Has Google left China? No. Google has left mainland China and moved its search engine operations to Hong Kong. What exactly will Google do? We will have to wait and see.
China’s government, which does not wish to see Sino-American relations continue down their present path, has emphasized that Google’s departure is purely a commercial matter, and that it should not be politicized. At the same time, however, many state media have gone on a political crusade, criticizing Google and defending Internet controls in China.
Information search technology is the pillar of Internet technology, upsetting the traditional relationship between the broadcaster and the receiver and creating a world in which users themselves are free to search, organize and derive information.
Google is cutting edge, one of the world’s most non-conformist companies. Google is not just a search engine but a new form of media, setting new standards. What Google wished to accomplish in Beijing was the creation of a media free of censorship, allowing mainland Chinese to access information freely.
Not long ago, the Washington Post ran a story by correspondent John Pomfret called, “In China, Google users worry they may lose an engine of progress.” One source interviewed for the story, an academic, said: “If Google is blocked, we will see nothing but darkness.”
The Washington Post story set off a firestorm of speculation in the media. Would China descend into darkness without Google? In my view, this is a pseudo question. The question of whether China grows dark or not does not hinge on any one factor. Google’s exit from mainland China is a certainly a loss for the people of China. But there are thousands of journalists in China fighting every day for freedom. They will continue to work, inching ahead, regardless of whether or not topics like June Fourth or Liu Xiaobo can be discussed. This is why the flame of professional media in China burns on, and why we see sparks like investigative reporter Wang Keqin’s expose last week on faulty vaccines in Shanxi. Light and dark dance around each other every day in China.
Google is keeping the future and its long term goals in sight. It wishes to be a thoroughly free and uncontrolled media, something that cannot exist in today’s China. Given the facts as they are known at present, I still cannot entirely understand Google’s true reasons for quitting mainland China. But I feel quite strongly that Google’s decision to shift to Hong Kong and develop Google.com.hk is a stroke of good news amid the bad.

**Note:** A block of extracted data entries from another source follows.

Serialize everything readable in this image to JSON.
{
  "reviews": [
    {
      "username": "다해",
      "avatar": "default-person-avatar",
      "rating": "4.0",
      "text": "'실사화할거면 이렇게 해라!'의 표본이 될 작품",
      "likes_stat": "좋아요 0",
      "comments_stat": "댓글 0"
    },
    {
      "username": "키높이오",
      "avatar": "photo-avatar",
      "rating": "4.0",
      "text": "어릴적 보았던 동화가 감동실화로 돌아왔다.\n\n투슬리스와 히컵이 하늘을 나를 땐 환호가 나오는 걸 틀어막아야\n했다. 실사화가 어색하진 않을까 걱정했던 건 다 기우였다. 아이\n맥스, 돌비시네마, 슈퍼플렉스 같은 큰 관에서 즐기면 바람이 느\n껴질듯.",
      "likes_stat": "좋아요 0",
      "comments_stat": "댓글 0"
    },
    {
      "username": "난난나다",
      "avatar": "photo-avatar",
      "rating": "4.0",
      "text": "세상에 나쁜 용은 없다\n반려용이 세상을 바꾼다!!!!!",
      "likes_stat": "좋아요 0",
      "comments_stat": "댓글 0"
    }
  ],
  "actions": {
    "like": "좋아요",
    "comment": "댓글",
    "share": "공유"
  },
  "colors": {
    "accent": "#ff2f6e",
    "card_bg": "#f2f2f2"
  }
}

Google has not exited China. It has sought shelter in the Hong Kong Special Administrative Region of the People’s Republic of China and the policy of “one country, two systems.” The SAR government stated at the earliest possible moment that it would not censor content at the site and would respect information freedom.

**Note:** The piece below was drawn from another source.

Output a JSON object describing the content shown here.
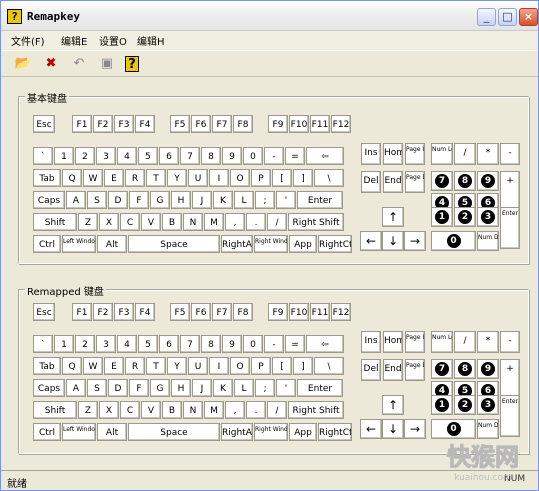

In this special place, somewhat paradoxically called “the domestic outside” (国内境外), Google can continue to provide their services to Chinese — including search services that will be limited for mainland users by censorship actions within China, but which cannot be entirely controlled.
“One country, two systems” is not an expedient policy, but rather a long-term state policy arranged by Deng Xiaoping himself. The “one country, two systems” policy shows great political wisdom, leaping out of the life and death ideological struggle between socialism and capitalism and the rigid thought so pervasive in Chinese politics. In spirit it was not unlike Khrushchev’s 1959 doctrine of “peaceful coexistence, peaceful transition and peaceful competition,” which allowed for the coexistence, comparison, competition and integration of differing systems.
Looking back now, the richness and imaginative possibility of the policy surpasses the original intentions of its framer.
As China moves into the future, Hong Kong will have important contributions to make to the nation’s development, not just economically, but socially and politically as well. Hong Kong is an incubator for democracy, freedom of expression and civil society in China. Everyone on the mainland with an active interest in China’s future and progress of China is watching Hong Kong’s development closely.
Freedom of expression must be fiercely protected in Hong Kong, and we must not grow complacent. Some are concerned that freedoms here are suffering. But there is another important aspect to this issue — do local Hong Kong media make sufficient use of the freedom they have? Do they work tirelessly to raise standards of media professionalism, serving as a model for mainland journalists in the two crucial areas of “freedom and responsibility”? As Internet technologies progress with each passing day, has Hong Kong stayed on top of the trends, accelerating the development of new media in the territory?
Hong Kong’s future is closely tied to the future of mainland China. I feel regret at Google’s departure from mainland China, but I do not feel sadness or despair.
The goal Chinese media are fighting for on a daily basis is not the ultimate goal Google was angling for. Chinese media are fighting a constant struggle for the right to expose, for example, the full facts in the Shanxi vaccine scandal. They are fighting for the right to criticize Hubei governor Li Hongzhong. Their reports are constantly censored, “harmonized” (prevented from being posted online) or subjected to “404 errors” (their articles deleted across the Web). In extreme cases, media may be purged or suspended. But they do not turn back. They gain modest victories again and again. And many small victories can add up to tremendous progress.
Hong Kong’s Google is still China’s Google. Words like “June Fourth” and “Liu Xiaobo” are sensitive words that must be filtered out inside China’s firewall today. But I would ask, what will the situation be in three years? Or in five years, or ten years? I don’t believe that China’s Great Firewall will stand unshaken in ten years time.
And perhaps history will change must faster than we anticipate, and we will not have to wait 10 years for Google’s return to mainland China.